President Richard M. Nixon ordered the FBI to investigate Mr. Schorr, but viewers liked the newsman's challenges to the powerful. Mr. Schorr's outsider status was confirmed in 1973, as he read Nixon's enemies list during a live broadcast from the Senate Watergate hearings.

Reading through the top 20 names, he came to his own name at No. 17, with a notation "a real media enemy."

"I managed not to gasp," he later wrote. "I broke into a big sweat. This was the most electrifying moment in my career."

But not the most important, in his own judgment. That came in 1975, when he had a scoop on the "CBS Evening News" that said the CIA, under several administrations, had tried to assassinate Fidel Castro and other Third World leaders. That story set off a Senate investigation that concluded the CIA had not actually killed anyone, "albeit not for want of trying," Mr. Schorr said.

A major scoop

While reporting on FBI and CIA scandals in 1976, he alone acquired a secret investigative report by the House Permanent Select Committee on Intelligence. Leaks from the report were making headlines, but when CBS would not agree to publish the full document in print, as it had done in other instances, Mr. Schorr gave it to the Village Voice newspaper.

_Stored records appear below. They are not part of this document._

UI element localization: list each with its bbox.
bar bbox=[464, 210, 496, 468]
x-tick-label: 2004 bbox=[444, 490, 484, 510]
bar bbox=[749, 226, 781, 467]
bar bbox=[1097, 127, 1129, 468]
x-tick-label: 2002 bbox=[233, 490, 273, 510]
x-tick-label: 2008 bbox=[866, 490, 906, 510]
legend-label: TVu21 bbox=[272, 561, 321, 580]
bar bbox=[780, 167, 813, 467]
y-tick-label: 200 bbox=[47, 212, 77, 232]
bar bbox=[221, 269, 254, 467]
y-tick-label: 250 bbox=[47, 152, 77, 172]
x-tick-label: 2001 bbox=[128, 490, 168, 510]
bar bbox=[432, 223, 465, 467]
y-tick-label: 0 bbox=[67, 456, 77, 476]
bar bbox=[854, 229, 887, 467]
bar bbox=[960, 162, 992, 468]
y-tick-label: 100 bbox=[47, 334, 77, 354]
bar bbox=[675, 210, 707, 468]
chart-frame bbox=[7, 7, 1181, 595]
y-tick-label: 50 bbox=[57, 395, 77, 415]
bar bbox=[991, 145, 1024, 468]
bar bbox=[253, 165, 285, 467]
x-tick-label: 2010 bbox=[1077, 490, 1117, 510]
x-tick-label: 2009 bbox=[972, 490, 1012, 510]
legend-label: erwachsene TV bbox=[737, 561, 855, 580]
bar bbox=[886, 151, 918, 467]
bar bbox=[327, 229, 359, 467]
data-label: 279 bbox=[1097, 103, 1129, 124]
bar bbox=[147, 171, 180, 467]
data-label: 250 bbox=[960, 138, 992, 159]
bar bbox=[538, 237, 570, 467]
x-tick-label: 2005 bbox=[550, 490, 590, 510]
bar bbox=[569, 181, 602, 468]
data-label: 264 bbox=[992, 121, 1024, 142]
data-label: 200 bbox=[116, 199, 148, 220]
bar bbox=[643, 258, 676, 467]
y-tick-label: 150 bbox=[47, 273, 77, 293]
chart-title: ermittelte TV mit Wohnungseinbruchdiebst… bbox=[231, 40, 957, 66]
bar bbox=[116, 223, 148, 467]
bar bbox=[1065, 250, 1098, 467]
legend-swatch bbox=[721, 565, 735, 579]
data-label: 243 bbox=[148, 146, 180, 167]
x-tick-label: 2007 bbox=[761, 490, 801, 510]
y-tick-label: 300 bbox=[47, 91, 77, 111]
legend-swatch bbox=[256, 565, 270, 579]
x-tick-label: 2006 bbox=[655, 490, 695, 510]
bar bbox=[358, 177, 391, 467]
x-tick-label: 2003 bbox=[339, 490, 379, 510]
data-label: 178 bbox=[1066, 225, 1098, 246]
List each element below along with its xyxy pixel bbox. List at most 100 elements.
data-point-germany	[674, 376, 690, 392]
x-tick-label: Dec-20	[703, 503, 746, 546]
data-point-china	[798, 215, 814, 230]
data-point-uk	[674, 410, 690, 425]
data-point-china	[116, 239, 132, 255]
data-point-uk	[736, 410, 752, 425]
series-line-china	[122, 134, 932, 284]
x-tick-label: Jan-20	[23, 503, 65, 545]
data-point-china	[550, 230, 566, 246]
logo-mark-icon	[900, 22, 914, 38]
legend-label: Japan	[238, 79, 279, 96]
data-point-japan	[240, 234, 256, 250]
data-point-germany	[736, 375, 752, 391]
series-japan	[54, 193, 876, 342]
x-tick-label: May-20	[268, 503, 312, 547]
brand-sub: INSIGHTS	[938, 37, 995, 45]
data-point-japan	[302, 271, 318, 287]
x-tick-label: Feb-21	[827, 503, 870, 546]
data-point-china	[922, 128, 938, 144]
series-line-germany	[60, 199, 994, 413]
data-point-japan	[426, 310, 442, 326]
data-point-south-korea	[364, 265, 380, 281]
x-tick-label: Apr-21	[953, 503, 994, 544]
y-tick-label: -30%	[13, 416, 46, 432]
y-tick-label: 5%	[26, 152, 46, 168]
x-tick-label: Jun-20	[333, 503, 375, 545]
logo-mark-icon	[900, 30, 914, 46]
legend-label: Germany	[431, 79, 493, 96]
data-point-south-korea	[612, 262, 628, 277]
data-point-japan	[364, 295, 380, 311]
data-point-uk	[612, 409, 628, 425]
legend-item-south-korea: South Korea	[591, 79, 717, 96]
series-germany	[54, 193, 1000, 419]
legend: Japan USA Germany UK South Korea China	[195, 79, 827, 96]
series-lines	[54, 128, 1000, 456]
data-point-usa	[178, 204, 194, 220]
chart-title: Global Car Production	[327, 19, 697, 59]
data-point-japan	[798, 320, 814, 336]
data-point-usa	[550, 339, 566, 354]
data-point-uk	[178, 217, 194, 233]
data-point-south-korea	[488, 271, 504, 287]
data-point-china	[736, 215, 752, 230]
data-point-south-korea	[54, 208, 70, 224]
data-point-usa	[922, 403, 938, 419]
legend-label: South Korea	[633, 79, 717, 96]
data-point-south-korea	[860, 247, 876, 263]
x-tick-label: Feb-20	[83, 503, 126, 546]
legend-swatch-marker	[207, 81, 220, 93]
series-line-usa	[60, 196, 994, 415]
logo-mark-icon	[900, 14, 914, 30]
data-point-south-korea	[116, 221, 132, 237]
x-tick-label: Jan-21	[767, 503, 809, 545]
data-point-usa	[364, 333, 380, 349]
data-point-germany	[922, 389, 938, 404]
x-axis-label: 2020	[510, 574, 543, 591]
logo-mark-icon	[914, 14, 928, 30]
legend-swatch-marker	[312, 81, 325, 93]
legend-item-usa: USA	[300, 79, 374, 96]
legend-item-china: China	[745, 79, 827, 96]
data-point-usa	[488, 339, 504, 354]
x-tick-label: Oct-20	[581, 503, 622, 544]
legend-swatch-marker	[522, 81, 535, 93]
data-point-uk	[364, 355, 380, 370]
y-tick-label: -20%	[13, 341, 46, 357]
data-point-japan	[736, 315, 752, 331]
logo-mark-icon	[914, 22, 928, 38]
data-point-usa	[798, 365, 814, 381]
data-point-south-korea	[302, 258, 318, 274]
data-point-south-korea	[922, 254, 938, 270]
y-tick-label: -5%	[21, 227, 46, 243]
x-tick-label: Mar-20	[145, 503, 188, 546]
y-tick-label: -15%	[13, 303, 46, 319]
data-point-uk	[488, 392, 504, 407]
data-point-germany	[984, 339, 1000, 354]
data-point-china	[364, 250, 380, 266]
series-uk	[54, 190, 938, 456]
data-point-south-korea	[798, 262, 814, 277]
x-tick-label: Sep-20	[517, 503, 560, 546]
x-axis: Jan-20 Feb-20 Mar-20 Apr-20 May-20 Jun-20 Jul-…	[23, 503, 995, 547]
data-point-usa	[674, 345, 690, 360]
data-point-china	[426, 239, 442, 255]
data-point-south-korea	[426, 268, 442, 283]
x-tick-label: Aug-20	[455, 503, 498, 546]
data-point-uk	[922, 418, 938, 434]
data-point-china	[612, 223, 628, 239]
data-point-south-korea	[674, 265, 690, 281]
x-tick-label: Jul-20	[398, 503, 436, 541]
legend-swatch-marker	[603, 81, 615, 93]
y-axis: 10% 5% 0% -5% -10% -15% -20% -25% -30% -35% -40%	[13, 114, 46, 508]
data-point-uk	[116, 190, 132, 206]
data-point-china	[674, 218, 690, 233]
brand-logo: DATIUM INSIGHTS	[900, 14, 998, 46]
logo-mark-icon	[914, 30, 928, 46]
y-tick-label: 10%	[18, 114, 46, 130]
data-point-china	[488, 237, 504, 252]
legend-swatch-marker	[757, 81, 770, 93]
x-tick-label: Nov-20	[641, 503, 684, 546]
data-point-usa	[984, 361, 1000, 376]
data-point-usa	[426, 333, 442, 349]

The national press did not hail him as a hero, which surprised Mr. Schorr. That ambivalence stemmed from reports that he accepted money for the leak and that he allowed others to falsely believe that reporter Lesley Stahl had taken the report from his desk and given it to the paper.

The House Ethics Committee, seeking his source, threatened him with contempt of Congress, and CBS suspended him. In public testimony, Mr. Schorr mounted an eloquent defense. "To betray a source would be to betray myself, my career and my life," he declared. "I cannot do it."